Utiliser des pictogrammes pour transmettre des idées ou des concepts n’est pas nouveau : les premières formes d’écriture, datées d’environ 3600 av. J.C., sont en partie constituées de pictogrammes. Par contre, l’utilisation de pictogrammes exprimant une émotion en relation avec un message écrit dans notre système alphabétique est tout à fait nouvelle dans l’histoire de l’humanité. Cette association, maintenant installée dans les mœurs numériques, entre le pictogramme et le texte, soulève de nombreuses questions quant au fonctionnement de notre langage. C’est une évidence à l’oral : lorsque nous parlons, en face à face, deux systèmes semblent en constante interaction. D’une part, ce que nous disons, qui est souvent analysable selon des critères logiques bien connus des philosophes et des linguistes (conditions de vérité, classifications sémantiques, etc.) ; d’autre part, ce que nous faisons, notamment avec notre corps : gestes, mimiques, intonations. C’est l’interaction de ces deux systèmes qui produit du sens. Les émoticônes, qui représentent ces gestes ou ces mimiques présents dans nos interactions en face à face, fournissent une porte d’entrée à l’exploration de la correspondance entre ces deux systèmes, mais à l’écrit, medium qui, jusqu’alors, était considéré comme plus détaché du corps du sujet. Du point de vue de la recherche sur les émotions et le langage, les enjeux sont importants : il s’agit de redéfinir le partage du sens entre ce qui relève de la représentation logique d’une part, et des émotions / attitudes du sujet parlant d’autre part.

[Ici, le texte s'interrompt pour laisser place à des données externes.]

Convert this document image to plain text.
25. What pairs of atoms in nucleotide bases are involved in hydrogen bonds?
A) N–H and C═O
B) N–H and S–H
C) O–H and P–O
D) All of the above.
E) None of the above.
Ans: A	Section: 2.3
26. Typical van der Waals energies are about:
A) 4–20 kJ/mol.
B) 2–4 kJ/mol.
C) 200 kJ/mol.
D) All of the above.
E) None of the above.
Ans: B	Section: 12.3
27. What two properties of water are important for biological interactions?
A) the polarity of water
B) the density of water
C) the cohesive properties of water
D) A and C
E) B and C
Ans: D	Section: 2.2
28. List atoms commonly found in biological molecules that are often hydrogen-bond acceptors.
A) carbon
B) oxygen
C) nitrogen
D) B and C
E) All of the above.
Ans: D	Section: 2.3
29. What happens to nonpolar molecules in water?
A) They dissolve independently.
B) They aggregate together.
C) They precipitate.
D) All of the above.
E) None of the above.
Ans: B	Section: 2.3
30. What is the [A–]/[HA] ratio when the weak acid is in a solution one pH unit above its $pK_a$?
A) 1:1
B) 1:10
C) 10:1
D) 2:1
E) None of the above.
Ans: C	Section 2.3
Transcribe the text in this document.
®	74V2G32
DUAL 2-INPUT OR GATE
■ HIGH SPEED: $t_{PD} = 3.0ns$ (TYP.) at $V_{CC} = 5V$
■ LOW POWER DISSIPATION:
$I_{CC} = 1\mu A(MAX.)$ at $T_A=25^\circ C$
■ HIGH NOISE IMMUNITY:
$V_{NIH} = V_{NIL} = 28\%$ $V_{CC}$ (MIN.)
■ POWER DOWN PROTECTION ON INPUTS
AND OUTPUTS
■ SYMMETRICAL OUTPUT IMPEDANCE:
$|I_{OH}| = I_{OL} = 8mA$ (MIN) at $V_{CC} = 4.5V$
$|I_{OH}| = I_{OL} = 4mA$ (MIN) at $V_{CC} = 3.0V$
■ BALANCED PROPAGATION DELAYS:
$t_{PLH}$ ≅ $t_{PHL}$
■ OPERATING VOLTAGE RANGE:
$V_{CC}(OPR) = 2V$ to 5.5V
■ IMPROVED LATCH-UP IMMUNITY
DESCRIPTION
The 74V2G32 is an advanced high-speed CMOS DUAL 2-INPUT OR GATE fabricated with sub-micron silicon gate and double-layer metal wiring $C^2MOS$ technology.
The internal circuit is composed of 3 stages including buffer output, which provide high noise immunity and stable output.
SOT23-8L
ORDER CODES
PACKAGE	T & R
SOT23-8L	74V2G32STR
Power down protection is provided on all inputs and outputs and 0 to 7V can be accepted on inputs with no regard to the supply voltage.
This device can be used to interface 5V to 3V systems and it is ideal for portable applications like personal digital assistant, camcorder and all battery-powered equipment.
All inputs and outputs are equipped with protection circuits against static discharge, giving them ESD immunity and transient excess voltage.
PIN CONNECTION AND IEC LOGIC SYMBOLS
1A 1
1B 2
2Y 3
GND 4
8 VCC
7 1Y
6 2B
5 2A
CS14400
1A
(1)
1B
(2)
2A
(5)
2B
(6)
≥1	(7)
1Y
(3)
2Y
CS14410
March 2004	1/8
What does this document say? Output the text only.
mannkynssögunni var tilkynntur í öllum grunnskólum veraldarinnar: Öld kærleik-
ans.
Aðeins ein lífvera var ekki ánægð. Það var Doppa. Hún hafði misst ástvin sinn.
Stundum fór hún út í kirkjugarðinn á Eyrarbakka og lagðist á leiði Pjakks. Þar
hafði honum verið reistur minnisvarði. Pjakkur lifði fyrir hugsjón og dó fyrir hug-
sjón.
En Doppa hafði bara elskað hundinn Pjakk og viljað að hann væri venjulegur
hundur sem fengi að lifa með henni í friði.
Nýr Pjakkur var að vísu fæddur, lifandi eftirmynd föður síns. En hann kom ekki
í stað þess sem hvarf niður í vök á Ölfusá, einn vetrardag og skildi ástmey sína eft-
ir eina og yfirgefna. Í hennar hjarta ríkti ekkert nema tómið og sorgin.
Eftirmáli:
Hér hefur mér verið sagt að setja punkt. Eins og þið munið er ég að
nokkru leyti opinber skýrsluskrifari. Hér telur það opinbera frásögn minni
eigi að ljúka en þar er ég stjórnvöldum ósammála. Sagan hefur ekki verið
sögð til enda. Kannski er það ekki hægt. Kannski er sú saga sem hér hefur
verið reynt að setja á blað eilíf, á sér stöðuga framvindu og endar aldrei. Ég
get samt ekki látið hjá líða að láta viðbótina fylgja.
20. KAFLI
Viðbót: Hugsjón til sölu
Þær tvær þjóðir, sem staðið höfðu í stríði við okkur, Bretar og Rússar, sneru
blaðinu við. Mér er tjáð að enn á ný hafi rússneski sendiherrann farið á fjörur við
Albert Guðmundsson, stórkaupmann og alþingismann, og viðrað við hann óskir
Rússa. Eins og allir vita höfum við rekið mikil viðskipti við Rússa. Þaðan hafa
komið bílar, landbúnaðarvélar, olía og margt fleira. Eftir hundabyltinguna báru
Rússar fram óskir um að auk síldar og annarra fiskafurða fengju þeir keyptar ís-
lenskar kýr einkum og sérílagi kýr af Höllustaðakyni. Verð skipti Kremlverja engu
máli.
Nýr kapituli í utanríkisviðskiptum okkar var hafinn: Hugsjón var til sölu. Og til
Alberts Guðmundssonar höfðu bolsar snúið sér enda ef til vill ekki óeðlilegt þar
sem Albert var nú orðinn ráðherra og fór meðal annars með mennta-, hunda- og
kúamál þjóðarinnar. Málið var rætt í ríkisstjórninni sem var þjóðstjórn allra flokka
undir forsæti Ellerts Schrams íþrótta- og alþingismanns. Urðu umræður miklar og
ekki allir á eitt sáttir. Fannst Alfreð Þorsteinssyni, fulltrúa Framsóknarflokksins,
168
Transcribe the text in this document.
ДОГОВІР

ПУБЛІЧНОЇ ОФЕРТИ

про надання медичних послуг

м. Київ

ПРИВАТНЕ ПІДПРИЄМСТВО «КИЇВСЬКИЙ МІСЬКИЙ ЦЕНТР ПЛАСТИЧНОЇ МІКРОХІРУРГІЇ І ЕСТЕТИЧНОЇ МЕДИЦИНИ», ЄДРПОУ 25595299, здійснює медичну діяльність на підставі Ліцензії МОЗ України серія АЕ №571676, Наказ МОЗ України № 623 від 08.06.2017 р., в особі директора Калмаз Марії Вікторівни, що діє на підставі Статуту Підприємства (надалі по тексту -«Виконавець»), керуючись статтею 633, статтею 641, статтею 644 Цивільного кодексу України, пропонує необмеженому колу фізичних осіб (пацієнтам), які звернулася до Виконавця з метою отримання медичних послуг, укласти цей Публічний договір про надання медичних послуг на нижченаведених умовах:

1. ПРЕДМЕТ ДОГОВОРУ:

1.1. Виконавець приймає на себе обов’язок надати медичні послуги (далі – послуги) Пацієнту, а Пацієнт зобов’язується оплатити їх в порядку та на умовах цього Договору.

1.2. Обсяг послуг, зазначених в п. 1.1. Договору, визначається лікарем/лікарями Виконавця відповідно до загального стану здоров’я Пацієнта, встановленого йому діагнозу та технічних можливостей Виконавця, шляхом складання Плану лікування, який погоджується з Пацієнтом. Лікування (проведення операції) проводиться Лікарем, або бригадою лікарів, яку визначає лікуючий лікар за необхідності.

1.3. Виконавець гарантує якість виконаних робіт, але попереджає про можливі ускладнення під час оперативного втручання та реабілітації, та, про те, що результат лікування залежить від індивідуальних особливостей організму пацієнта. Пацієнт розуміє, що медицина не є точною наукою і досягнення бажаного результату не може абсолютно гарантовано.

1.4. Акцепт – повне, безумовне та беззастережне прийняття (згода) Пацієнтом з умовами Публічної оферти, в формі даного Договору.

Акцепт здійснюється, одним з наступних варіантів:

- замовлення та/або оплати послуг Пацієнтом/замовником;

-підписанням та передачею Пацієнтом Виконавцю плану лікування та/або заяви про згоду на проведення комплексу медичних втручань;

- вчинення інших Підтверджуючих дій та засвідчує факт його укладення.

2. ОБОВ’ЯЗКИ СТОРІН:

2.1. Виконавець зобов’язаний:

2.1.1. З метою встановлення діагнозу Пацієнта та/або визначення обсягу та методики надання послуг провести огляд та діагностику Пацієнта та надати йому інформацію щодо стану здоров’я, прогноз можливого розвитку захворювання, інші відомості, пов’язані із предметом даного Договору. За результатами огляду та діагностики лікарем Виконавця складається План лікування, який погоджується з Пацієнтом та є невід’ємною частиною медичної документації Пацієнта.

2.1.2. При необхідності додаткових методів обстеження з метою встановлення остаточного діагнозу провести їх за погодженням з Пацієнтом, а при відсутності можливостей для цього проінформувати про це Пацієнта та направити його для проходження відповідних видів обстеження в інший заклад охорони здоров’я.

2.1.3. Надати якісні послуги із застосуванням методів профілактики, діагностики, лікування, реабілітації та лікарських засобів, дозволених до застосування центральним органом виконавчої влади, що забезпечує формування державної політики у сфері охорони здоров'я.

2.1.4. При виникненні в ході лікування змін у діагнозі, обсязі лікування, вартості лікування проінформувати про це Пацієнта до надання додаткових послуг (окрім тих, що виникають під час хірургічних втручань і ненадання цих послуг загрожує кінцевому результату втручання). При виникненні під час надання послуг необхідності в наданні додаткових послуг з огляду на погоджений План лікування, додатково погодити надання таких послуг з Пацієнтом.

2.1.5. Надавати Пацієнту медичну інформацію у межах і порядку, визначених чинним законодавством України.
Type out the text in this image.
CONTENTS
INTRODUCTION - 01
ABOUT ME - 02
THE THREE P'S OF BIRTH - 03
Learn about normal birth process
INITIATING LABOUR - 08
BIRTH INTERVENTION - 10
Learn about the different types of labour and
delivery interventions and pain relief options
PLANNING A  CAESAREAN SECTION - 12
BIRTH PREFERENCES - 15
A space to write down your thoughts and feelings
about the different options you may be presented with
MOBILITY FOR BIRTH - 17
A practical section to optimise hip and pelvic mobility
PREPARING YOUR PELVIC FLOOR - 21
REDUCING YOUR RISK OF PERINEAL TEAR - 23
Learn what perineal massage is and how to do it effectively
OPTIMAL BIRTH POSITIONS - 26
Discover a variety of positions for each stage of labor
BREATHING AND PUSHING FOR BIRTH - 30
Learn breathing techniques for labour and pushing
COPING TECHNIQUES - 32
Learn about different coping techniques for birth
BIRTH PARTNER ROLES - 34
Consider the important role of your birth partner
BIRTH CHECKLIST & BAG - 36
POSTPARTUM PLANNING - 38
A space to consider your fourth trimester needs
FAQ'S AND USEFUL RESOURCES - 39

Enjeux « utilitaires » : les émotions dans les corpus numériques

L’intérêt de l’étude des émoticônes n’est évidemment pas que philosophique. Ce sont avant tout des signes numériques. Pas d’émoticônes dans l’écriture manuscrite. Ce sont donc des signes codés, au sein de logiciels de communications divers (du t’chat de Facebook aux commentaires d’Instagram), ce qui veut dire qu’il est possible de construire des outils informatiques permettant de les dénombrer automatiquement dans un corpus donné. Or, comme nous l’avons vu précédemment, les émoticônes expriment une émotion en relation à des contenus écrits et eux aussi numérisés. Elles sont toujours liées à leur locuteur : une émoticône de sourire ne sera jamais interprétée comme le sourire de quelqu’un d’autre que celui qui l’a produite ! Cette caractéristique en fait des alliés de choix pour qui voudrait connaître les émotions exprimées par un grand nombre d’individus concernant un sujet donné. Le numérique permet en effet d’accéder à de nombreuses métadonnées (selon les plates-formes : âge, genre, etc.), qui, croisées avec une recherche sur les émoticônes, permettent de donner des résultats intéressants. Les applications sont nombreuses, et sont déjà exploitées par un certain nombre d’entreprises de veille stratégique ou de marketing. En politique, par exemple, il peut être très avantageux de connaître les émotions exprimées par certains internautes concernant tel ou tel projet ; en marketing, pour accompagner le lancement d’un produit, d’une idée, ou encore prédire certaines tendances ; en sociologie, pour travailler sur telle ou telle catégorie sociale du point de vue des émotions exprimées. Mais la tâche n’est pas facile. D’abord, les émoticônes ont de nombreuses formes (voir figure 1), même si la banque emoji tend à être employée de plus en plus et à standardiser les usages. Ensuite, la question de leur sens se pose. Une émoticône de sourire n’est pas nécessairement l’indice de la joie du locuteur : elle peut être ironique, par exemple… Pour parvenir à des résultats significatifs, encore faut-il modéliser correctement le fonctionnement des émoticônes et le sens qu’elles ont selon les situations discursives.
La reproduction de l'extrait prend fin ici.